Hello, Taitung

These past two weeks have arguably been some of the busiest days of my life. I can’t even begin to describe the absolute whirlwind of the journey from Boston to Taitung (which involved 3 plane rides and 2 buses for a total travel time of 30+ hours before we got to bed), maybe because it feels less like two weeks and more like two months.

And certainly, all nineteen of us are slowly but surely acclimating. I’ll admit the lack of sidewalks, whizzing scooters, and traditional Chinese characters adorning all the storefronts were strange at first, but they’ve already become familiar comforts. The one change that has been really drastic, probably my biggest culture shock experience so far, is the fact that Taiwanese people are so incredibly nice. I express this wonder to my friends every day, but it’s because I am truly floored by their sincere kindness. Every Taiwanese school administrator, restaurant owner, and taxi driver has been unfathomably kind. It’s one of my favorite things about Taiwan so far.

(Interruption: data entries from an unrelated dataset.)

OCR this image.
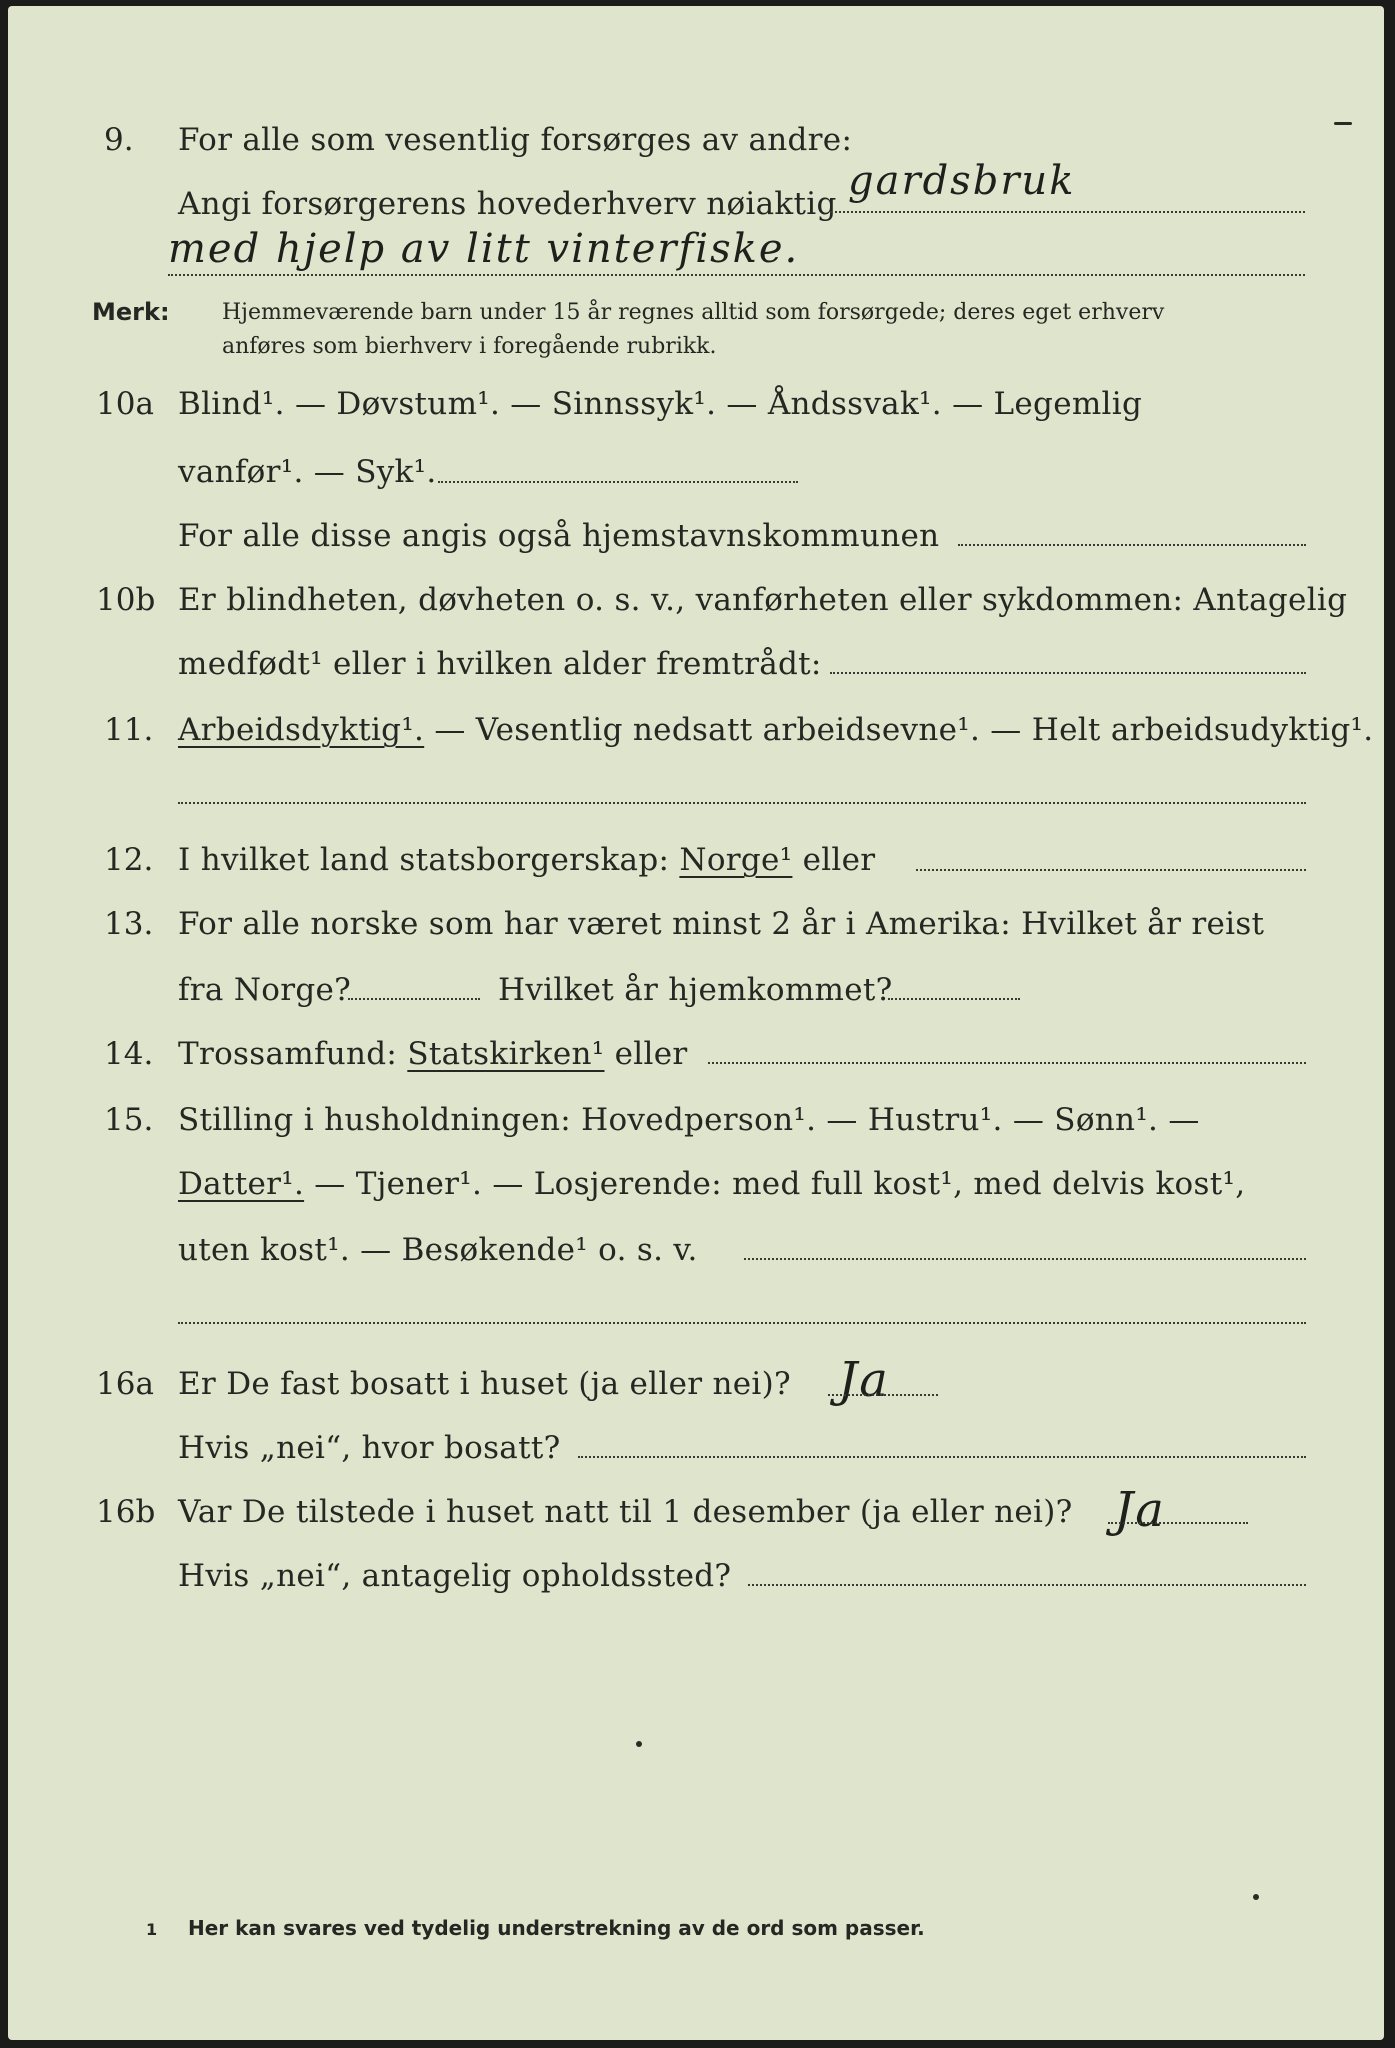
9. For alle som vesentlig forsørges av andre:
Angi forsørgerens hovederhverv nøiaktig gardsbruk
med hjelp av litt vinterfiske.
Merk: Hjemmeværende barn under 15 år regnes alltid som forsørgede; deres eget erhverv
anføres som bierhverv i foregående rubrikk.
10a Blind¹. — Døvstum¹. — Sinnssyk¹. — Åndssvak¹. — Legemlig
vanfør¹. — Syk¹.
For alle disse angis også hjemstavnskommunen
10b Er blindheten, døvheten o. s. v., vanførheten eller sykdommen: Antagelig
medfødt¹ eller i hvilken alder fremtrådt:
11. Arbeidsdyktig¹. — Vesentlig nedsatt arbeidsevne¹. — Helt arbeidsudyktig¹.
12. I hvilket land statsborgerskap: Norge¹ eller
13. For alle norske som har været minst 2 år i Amerika: Hvilket år reist
fra Norge?	Hvilket år hjemkommet?
14. Trossamfund: Statskirken¹ eller
15. Stilling i husholdningen: Hovedperson¹. — Hustru¹. — Sønn¹. —
Datter¹. — Tjener¹. — Losjerende: med full kost¹, med delvis kost¹,
uten kost¹. — Besøkende¹ o. s. v.
16a Er De fast bosatt i huset (ja eller nei)? Ja
Hvis „nei“, hvor bosatt?
16b Var De tilstede i huset natt til 1 desember (ja eller nei)? Ja
Hvis „nei“, antagelig opholdssted?
1 Her kan svares ved tydelig understrekning av de ord som passer.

We have about a month of orientation before starting school on August 30th. We had three days of school visits, where we whizzed around 28 schools around the greater area; later, we have to fill out a preference sheet and our coordinators will help us match us to the schools. The rest of the days are filled with teaching workshops. A typical day consists of biking and sweating our way through 6km of traffic to the local middle school, listening to morning workshop, eating a “lunch box” lunch together at noon, having our afternoon workshop, making our 6km trip back to our dorms, and finding dinner (usually dumplings, or a variation of noodle soup). By the end of the day, we are sticky and smelly from all the sweat we’ve accumulated throughout the day, and we usually crash soon after much-needed showers.

One thing that strikes me as I’m sifting through all the different emotions these past few weeks is that there just seems to be such a clean, clear cut between Boston (was I really living there just three weeks ago?) and my budding life in Taitung. In some ways it feels like I’ve taken a step back living in college dorm-like arrangements, traveling in packs with fellow ETAs, and eating meals with them every day. But in a way it’s also comforting knowing I have a solid base of friends to count on throughout this year.

The next Big Step is our school placements–we hear the results this Friday! We’re also meeting our school principals and LETs, who are Local English Teachers who we will all be paired with. Fingers crossed!